Neben der einsetzenden Trauer wird jedoch auch das gegenseitige Misstrauen größer: Bernd vermutet, dass sein Freund Jakob Jensen (Thure Lindhardt), der den Törn anführte, ihm etwas zu den Details des Unglücks verschweigt. "Ich will die Wahrheit!", entfährt es dem leidenden Vater. Die unaussprechliche Vermutung: War das Verschwinden des Sohnes gar kein Unfall? Nach und nach kommen Details aus der Vergangenheit ans Licht, die das traute Gemeinwesen in seinen Grundfesten erschüttern.
Eine große Rolle spielt dabei Jakobs Bruder Jonas ( Jacob Cedergren), der Sabines Leben einst prägte, und nun überraschend wieder auftaucht. Wie wirkt sich das einstige Trauma der beiden, ausgelöst vom Schuss eines Polizisten, auf die Gegenwart aus? Und was hat es zu bedeuten, dass Jakob die Schuld an Kjells rätselhaftem Verschwinden auf sich nimmt, um seinen Freunden den Abschied zu erleichtern? Schließlich sind die Folgen für seine Frau Charlie (Lene Maria Christensen), die gemeinsam mit Bernd eine Firma betreibt, ebenso wenig absehbar wie für seine Kinder Cecile und Emile (Milena Tscharntke und Oskar Belton). Die Frage, die Fromm vorsichtig umkreist: Wenn engste Beziehungen auf Lügen fußen – sind sie dann in ihrer Gesamtheit falsch?

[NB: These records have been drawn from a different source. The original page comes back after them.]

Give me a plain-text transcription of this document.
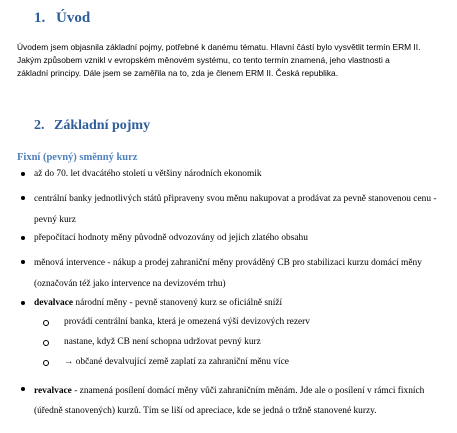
1. Úvod

Úvodem jsem objasnila základní pojmy, potřebné k danému tématu. Hlavní částí bylo vysvětlit termín ERM II. Jakým způsobem vznikl v evropském měnovém systému, co tento termín znamená, jeho vlastnosti a základní principy. Dále jsem se zaměřila na to, zda je členem ERM II. Česká republika.

2. Základní pojmy
Fixní (pevný) směnný kurz
až do 70. let dvacátého století u většiny národních ekonomik
centrální banky jednotlivých států připraveny svou měnu nakupovat a prodávat za pevně stanovenou cenu - pevný kurz
přepočítací hodnoty měny původně odvozovány od jejich zlatého obsahu
měnová intervence - nákup a prodej zahraniční měny prováděný CB pro stabilizaci kurzu domácí měny (označován též jako intervence na devizovém trhu)
devalvace národní měny - pevně stanovený kurz se oficiálně sníží
provádí centrální banka, která je omezená výší devizových rezerv
nastane, když CB není schopna udržovat pevný kurz
→ občané devalvující země zaplatí za zahraniční měnu více
revalvace - znamená posílení domácí měny vůči zahraničním měnám. Jde ale o posílení v rámci fixních (úředně stanovených) kurzů. Tím se liší od apreciace, kde se jedná o tržně stanovené kurzy.
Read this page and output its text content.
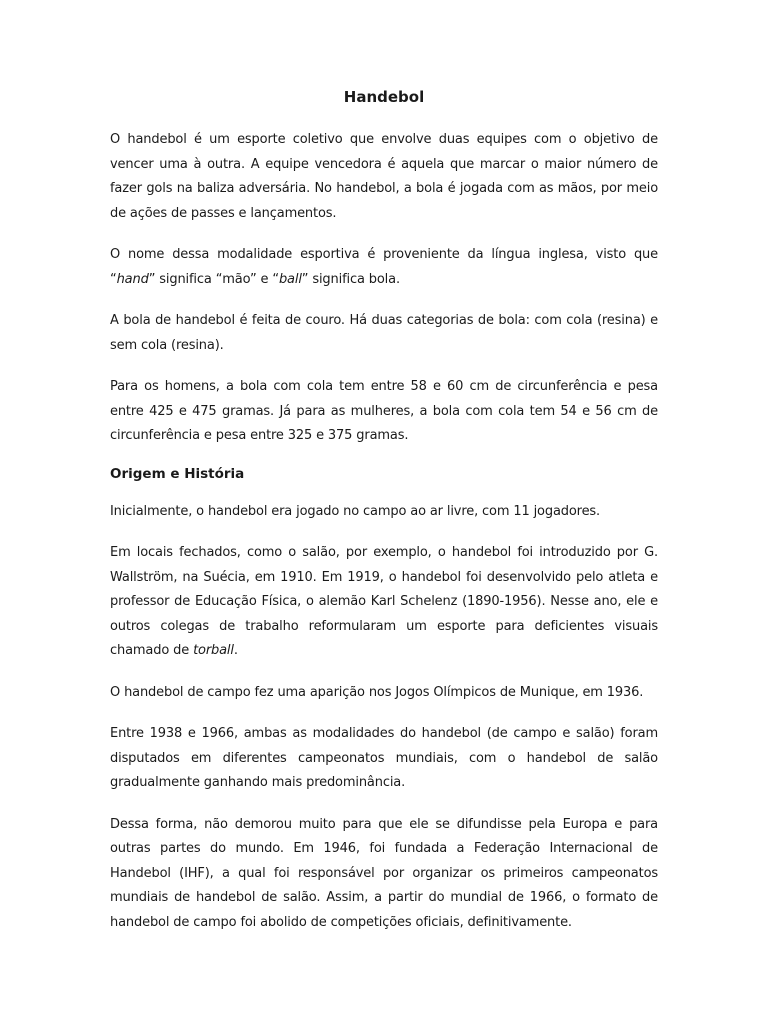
Handebol

O handebol é um esporte coletivo que envolve duas equipes com o objetivo de vencer uma à outra. A equipe vencedora é aquela que marcar o maior número de fazer gols na baliza adversária. No handebol, a bola é jogada com as mãos, por meio de ações de passes e lançamentos.

O nome dessa modalidade esportiva é proveniente da língua inglesa, visto que “hand” significa “mão” e “ball” significa bola.

A bola de handebol é feita de couro. Há duas categorias de bola: com cola (resina) e sem cola (resina).

Para os homens, a bola com cola tem entre 58 e 60 cm de circunferência e pesa entre 425 e 475 gramas. Já para as mulheres, a bola com cola tem 54 e 56 cm de circunferência e pesa entre 325 e 375 gramas.

Origem e História

Inicialmente, o handebol era jogado no campo ao ar livre, com 11 jogadores.

Em locais fechados, como o salão, por exemplo, o handebol foi introduzido por G. Wallström, na Suécia, em 1910. Em 1919, o handebol foi desenvolvido pelo atleta e professor de Educação Física, o alemão Karl Schelenz (1890-1956). Nesse ano, ele e outros colegas de trabalho reformularam um esporte para deficientes visuais chamado de torball.

O handebol de campo fez uma aparição nos Jogos Olímpicos de Munique, em 1936.

Entre 1938 e 1966, ambas as modalidades do handebol (de campo e salão) foram disputados em diferentes campeonatos mundiais, com o handebol de salão gradualmente ganhando mais predominância.

Dessa forma, não demorou muito para que ele se difundisse pela Europa e para outras partes do mundo. Em 1946, foi fundada a Federação Internacional de Handebol (IHF), a qual foi responsável por organizar os primeiros campeonatos mundiais de handebol de salão. Assim, a partir do mundial de 1966, o formato de handebol de campo foi abolido de competições oficiais, definitivamente.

"Tod von Freunden" entwirft differenzierte Blicke auf die Fragilität selbstgewählter Familienstrukturen und nähert sich hochsensibel dem unterschiedlichen Umgang mit "der Wahrheit". Dass Letztere nicht selten von der Perspektive abhängt, mag zwar ein Allgemeinplatz sein – allerdings einer, der immer wieder ausgesprochen gehört. Oder eben filmisch so kunstvoll umgesetzt wie von Filmemacher Fromm, der jedem der acht Hauptfiguren und ihren Blickwinkeln die Bedeutung zuteilwerden ließ, die sie verdienen – selbst wenn sie sich oder andere belügen. "Wahrheit ist wie ein sterbender Drache, der aus dem Nichts zuschlägt", sagt Figur Jakob an einer Stelle. Denn manchmal, so blitzt es aus der Mini-Serie bisweilen hervor, wollen wir die Wahrheit gar nicht wissen.